Amigos do Fingidor

quinta-feira, 5 de março de 2009

A noite dos magos

Cláudio Fonseca

                                                      

Para Luiz Bacellar

 

Ele sentava ali,

na eternidade.

Não mais que um porão cheio de ratos,

atlas, adagas, moedas antigas,

bengalas, gravuras, discos, relíquias...

 

Livros e livros.

Obras de arte,

recortes, aranhas, ...monte de trastes.

 

Ele ali –

...na eternidade.

 

Eu, escondido, na madrugada,

à hora em que a sala se transmutava.

 

Primeiro – acordes na flauta de Pã.

E entrava, alegre,

uma rã.

 

À mesa enorme, arturiana,

chegavam secretos, senhores, damas...

A luz vinha em tochas, em vidros azuis.

Dentro, profano – um luar cigano,

um cego chorava e cantava blues.

 

Depois, entre si trocavam grinaldas

de cobras, com escamas de esmeraldas.

 

Seus rostos e nomes mudavam constante.

Iam à estante, sumiam em livros.

Outros, medonhos, migravam em mitos.

 

Velhas estátuas tomavam vida

e voltavam em busca da forma antiga.

Cada relíquia que era tocada

gritava em dor. Pela escada

desciam, subiam, e sumiam fadas.

 

As velhas paredes viravam planos

de outras visões e arcanos.

 

Viam-se torres.

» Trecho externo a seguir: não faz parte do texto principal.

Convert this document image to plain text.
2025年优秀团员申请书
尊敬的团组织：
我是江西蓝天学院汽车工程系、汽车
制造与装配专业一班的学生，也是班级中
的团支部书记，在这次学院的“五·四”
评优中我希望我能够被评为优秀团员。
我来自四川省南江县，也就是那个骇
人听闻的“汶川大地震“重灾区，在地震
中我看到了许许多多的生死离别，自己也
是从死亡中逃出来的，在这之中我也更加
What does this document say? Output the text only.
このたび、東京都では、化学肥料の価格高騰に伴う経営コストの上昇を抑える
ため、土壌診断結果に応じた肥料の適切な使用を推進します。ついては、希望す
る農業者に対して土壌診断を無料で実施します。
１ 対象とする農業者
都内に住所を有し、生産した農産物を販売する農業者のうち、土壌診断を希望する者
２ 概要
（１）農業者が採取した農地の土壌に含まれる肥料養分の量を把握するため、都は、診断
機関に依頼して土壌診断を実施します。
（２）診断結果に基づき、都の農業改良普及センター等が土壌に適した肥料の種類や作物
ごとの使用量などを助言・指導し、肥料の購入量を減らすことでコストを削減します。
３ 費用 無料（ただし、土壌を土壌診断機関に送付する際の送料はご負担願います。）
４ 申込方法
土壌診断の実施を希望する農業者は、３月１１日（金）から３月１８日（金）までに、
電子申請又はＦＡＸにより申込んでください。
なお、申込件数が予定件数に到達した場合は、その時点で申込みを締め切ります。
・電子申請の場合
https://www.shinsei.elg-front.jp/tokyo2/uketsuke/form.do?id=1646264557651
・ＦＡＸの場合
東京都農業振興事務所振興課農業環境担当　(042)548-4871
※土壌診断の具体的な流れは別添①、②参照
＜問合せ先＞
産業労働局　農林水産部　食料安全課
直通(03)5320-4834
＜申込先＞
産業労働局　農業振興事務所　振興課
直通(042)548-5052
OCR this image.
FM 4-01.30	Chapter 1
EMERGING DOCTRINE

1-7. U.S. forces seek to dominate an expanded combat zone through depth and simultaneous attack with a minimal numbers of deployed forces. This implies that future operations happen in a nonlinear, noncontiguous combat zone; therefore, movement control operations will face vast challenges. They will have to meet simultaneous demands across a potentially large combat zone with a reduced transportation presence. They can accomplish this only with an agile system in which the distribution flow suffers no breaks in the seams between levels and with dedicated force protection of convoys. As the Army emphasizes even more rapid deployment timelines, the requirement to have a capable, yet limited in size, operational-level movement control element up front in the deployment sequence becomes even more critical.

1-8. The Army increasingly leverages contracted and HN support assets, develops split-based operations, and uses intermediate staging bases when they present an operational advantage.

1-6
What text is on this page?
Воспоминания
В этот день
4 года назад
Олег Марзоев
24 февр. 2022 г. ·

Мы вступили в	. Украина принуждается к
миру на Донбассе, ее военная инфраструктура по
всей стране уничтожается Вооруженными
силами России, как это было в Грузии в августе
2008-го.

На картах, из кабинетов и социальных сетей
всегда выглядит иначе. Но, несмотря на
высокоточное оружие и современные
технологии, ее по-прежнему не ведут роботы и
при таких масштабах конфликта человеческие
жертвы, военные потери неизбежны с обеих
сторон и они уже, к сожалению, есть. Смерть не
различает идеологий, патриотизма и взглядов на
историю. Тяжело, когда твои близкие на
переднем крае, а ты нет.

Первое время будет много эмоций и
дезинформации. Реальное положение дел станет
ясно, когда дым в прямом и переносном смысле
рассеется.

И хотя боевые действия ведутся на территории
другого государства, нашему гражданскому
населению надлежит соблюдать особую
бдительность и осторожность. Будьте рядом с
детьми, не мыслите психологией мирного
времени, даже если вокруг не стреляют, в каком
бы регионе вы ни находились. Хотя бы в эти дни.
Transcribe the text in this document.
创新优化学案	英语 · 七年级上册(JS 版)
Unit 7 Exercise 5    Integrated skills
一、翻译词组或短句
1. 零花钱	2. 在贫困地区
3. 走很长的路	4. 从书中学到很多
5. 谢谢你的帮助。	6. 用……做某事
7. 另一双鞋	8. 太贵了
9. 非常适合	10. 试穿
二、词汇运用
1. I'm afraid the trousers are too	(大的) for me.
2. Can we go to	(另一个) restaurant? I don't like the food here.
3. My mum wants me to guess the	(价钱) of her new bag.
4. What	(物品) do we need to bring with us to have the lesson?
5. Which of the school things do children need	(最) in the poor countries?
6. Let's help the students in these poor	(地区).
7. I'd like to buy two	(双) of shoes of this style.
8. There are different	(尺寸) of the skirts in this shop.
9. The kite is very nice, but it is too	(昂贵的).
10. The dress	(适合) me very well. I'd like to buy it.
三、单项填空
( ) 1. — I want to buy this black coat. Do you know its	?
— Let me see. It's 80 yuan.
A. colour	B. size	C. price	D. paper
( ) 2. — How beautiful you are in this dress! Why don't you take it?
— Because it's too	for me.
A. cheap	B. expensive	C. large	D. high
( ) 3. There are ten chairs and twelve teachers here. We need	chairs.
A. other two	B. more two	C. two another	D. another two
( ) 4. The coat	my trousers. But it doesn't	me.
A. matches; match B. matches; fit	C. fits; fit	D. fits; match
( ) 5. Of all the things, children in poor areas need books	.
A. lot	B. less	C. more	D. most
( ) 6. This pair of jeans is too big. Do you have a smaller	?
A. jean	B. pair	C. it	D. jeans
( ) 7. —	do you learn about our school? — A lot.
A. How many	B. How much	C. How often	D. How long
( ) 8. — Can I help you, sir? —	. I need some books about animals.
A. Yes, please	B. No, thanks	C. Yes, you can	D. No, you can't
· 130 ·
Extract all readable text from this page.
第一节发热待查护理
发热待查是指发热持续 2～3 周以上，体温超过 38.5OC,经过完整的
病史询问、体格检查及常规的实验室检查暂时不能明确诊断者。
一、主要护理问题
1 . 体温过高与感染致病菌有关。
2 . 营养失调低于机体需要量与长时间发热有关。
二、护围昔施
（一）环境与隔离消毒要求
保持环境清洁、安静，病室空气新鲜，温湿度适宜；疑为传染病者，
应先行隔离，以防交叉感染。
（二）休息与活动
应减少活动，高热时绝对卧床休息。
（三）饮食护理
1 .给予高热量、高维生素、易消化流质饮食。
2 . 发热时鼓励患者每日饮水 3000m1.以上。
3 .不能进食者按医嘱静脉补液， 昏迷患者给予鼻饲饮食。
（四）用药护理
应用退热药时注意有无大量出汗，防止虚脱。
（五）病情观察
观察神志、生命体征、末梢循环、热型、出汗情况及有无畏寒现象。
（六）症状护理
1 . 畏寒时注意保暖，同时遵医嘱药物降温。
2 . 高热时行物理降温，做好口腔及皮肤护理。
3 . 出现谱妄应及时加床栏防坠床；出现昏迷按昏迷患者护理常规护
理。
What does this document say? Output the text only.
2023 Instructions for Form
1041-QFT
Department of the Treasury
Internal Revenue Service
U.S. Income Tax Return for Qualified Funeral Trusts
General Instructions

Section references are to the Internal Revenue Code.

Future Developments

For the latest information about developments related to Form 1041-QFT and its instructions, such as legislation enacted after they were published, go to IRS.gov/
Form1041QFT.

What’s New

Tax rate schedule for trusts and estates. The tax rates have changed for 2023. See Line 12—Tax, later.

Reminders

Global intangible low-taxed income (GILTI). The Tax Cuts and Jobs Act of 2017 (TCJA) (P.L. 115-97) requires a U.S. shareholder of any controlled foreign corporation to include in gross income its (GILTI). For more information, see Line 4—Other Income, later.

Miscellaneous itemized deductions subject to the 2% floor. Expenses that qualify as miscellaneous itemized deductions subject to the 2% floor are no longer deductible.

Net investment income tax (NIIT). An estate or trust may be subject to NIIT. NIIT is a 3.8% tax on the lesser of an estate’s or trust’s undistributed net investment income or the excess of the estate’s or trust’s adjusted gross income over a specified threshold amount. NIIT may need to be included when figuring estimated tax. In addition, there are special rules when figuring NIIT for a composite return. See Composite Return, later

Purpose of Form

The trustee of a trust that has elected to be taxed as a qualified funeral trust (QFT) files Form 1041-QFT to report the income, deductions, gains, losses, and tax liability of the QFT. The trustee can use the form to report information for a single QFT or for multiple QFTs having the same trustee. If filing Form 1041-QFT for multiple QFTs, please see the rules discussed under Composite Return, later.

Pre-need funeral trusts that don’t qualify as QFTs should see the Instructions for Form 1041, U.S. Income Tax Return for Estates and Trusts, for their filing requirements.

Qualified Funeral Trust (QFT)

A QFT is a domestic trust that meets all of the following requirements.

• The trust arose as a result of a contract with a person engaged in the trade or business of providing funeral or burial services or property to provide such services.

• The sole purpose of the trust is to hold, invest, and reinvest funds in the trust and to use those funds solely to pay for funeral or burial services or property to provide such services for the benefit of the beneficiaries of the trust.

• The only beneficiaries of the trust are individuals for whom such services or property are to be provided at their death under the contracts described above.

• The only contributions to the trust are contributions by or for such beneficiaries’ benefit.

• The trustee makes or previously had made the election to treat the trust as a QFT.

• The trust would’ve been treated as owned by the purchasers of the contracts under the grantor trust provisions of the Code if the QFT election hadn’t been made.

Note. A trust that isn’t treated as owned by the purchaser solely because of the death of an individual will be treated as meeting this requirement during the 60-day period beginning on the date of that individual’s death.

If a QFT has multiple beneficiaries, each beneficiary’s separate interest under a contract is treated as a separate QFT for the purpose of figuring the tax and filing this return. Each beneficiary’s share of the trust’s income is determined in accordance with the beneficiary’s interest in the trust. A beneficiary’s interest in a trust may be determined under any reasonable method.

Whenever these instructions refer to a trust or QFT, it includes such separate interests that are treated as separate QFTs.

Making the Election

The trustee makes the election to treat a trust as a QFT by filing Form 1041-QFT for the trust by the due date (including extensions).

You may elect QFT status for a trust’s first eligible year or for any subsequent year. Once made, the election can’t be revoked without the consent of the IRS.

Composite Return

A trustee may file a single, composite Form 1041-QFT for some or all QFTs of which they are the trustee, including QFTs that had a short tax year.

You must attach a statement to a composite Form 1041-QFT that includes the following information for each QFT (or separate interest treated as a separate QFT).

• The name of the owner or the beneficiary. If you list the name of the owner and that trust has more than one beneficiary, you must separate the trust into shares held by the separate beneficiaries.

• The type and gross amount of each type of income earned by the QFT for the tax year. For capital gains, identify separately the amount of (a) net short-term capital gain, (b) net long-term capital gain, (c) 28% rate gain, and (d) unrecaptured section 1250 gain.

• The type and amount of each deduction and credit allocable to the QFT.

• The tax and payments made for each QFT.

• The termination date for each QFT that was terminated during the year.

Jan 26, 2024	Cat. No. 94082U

Em suas janelas

passava cortejo e uma donzela.

Sóis penetravam, lentos, nos rios,

deixando fagulhas de ouros frios.

Vi caravanas em dunas gigantes.

Tribos Masais logo adiante.

Celtas forjando bronzes e lendas.

Keats passando... todo poemas.

 

(Um dia, na sala, quase alvorada,

um galeão espanhol saiu das águas.)

 

Os magos, sinceros em seus ofícios,

brindavam às vezes, com o suicídio –  

quando perdiam o fervor à Arte

ardiam em piras – círios de mártires!

(Suas origens teriam sido

de linhas puras

de infinito.)

 

Eu ansiava, noites e dias,

ser o jogral dessa confraria.

Lorca, Pessoa, Rilke... enfim,

que um dia tocassem meu pobre Mim.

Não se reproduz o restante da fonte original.